How to determine notable change in a sequence of numbers?

390 Views Asked by At

I have a stream of numbers coming in at random intervals (measurements, if you will). Neighboring values are typically be very similar with very small differences, but from time to time, values will suddenly spike upwards or downwards or jump/fall to a new equilibrium and remain there. I'm trying to figure out a formula to detect those sudden changes or spikes.

Initially, I was thinking about using arithmetic mean of last n values and a fixed percentage difference from that mean to detect changes (and ignore small differences). However average doesn't change quite as fast as I would have wanted, even if I weigh it, so now I'm thinking of using standard deviation (or three) to detect outliers, because:

In a normal distribution, 68% of the observations fall within one standard deviation. 95% of the observations fall within two standard deviations. 99.7% of the observations fall within three standard deviations.

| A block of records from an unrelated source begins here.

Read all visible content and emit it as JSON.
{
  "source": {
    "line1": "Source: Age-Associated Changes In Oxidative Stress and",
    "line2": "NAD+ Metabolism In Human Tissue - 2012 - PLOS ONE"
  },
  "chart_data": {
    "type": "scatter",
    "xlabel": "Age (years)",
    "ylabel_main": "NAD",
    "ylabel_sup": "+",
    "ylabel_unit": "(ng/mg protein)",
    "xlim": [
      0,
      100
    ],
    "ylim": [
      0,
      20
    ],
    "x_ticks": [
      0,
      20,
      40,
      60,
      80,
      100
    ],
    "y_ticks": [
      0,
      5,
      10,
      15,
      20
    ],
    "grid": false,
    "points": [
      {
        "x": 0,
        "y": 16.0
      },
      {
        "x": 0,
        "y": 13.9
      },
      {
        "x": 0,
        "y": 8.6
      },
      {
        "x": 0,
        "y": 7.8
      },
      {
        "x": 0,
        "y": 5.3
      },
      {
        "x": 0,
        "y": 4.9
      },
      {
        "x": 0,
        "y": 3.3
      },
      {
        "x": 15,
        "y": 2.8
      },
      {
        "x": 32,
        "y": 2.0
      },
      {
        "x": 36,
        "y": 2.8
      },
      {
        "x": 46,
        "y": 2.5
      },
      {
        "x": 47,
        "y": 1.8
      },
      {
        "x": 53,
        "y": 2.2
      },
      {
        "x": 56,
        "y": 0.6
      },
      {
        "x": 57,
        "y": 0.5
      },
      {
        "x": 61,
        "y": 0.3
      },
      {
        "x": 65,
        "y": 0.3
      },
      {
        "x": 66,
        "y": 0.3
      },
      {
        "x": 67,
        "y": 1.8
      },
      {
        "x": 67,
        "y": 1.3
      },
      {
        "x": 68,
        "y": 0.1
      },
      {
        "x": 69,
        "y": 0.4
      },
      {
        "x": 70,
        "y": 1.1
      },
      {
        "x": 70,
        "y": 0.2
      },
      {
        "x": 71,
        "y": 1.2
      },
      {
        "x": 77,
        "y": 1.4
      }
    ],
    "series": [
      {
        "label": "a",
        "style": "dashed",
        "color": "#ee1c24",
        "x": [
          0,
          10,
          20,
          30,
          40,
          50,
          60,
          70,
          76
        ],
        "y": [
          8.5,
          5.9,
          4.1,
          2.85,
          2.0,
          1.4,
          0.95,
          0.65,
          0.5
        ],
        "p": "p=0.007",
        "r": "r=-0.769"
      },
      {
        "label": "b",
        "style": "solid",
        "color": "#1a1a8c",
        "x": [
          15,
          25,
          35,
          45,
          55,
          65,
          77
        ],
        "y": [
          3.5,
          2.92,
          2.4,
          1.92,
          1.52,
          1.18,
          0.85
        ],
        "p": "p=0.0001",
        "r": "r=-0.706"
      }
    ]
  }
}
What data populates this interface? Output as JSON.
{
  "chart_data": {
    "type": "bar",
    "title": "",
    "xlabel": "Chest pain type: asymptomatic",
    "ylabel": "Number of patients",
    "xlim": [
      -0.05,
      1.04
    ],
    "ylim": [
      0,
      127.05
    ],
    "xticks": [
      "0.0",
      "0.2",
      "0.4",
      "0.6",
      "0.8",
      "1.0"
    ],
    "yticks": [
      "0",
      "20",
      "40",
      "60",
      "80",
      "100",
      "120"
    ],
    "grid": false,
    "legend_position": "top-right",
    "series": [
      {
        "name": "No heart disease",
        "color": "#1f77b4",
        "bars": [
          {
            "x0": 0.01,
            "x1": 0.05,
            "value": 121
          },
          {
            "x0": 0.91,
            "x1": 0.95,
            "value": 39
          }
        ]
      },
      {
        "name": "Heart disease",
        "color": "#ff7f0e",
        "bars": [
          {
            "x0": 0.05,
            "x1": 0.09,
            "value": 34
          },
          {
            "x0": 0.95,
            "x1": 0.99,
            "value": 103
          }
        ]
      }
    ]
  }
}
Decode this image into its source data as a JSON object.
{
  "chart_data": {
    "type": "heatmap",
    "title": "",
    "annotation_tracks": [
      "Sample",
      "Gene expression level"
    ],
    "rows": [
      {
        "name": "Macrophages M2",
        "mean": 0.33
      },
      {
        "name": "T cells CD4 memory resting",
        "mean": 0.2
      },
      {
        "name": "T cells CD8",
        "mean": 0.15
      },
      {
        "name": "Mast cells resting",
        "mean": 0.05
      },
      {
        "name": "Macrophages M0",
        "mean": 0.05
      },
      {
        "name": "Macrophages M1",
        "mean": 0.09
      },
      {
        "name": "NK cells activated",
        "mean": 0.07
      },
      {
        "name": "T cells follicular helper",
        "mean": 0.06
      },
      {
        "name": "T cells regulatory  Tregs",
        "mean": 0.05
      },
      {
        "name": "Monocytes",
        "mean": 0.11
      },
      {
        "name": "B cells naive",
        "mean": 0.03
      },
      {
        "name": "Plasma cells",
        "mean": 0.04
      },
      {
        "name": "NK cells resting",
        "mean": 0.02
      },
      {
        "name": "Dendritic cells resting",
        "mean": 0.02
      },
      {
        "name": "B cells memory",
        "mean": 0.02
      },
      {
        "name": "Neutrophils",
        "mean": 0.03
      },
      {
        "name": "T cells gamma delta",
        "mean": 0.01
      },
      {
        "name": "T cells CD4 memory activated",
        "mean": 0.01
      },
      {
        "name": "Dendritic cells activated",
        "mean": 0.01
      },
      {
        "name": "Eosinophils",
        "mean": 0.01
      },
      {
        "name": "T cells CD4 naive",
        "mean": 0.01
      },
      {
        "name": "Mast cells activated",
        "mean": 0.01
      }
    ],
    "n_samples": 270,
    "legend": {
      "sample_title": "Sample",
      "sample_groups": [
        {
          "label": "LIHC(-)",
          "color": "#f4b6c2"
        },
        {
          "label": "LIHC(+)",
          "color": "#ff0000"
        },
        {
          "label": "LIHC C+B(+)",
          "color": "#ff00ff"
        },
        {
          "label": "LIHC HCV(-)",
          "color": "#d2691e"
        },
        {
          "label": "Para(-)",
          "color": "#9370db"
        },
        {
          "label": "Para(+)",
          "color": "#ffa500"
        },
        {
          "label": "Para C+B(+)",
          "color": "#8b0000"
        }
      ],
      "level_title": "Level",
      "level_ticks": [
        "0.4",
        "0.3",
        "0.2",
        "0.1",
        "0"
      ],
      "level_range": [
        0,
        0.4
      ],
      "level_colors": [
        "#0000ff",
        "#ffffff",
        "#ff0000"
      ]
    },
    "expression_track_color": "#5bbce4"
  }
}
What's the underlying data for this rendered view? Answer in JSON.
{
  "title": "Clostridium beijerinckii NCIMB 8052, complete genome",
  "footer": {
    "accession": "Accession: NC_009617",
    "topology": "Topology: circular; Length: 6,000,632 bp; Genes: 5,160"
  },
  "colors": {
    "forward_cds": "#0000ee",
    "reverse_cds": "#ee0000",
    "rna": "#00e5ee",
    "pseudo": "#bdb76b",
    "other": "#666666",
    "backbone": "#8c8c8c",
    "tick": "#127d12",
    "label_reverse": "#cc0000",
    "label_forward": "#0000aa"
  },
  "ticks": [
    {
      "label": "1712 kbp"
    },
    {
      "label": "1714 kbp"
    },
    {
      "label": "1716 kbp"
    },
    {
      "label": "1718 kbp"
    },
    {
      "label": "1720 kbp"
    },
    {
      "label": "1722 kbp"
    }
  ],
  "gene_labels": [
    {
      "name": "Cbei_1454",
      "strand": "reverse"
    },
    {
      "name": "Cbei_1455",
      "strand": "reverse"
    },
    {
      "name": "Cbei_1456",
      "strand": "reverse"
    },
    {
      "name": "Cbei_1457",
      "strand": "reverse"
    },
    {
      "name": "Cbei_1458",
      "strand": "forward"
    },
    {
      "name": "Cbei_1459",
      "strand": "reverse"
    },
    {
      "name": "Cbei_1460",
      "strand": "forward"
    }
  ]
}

This is much better, but even when I use three standard deviations, there will be some outliers which fall outside of 99.7% but which are not significant as they don't have big enough difference from the standard to actually be outliers.

Is there a better measure which would allow me to detect sudden changes, but ignore small variations? The key requirement is that I don't want to have any constants in calculation; this has to work for situation when average difference between the values is 100 as well when it's 0.01. In the former, only outlier with at least, say, 150 difference from the mean is significant, while in the latter, the outlier with only 0.02 difference from the mean is important and should be detected.

1

There are 1 best solutions below

0
On

Did you try checking if a new number $a_n $ falls in the range $[(1-p)a_{n-1}, (1+p)a_{n-1}]$ with $p$ some small number like $0.05$ for example?

That would check if the new number was fairly close to the last one you had read. Does it work for you? If you do not wish to let it change to much, you could also check if it lie in the ranges $[(1-p)^2a_{n-2}, (1+p)^2a_{n-2}], \cdots, [(1-p)^ia_{n-i}, (1+p)^ia_{n-i}]$. You could then fine tune your criterion to find the better $p $ and the number $i $ of tests you would make.

Does this cut the trick for you? Do you need any additional properties?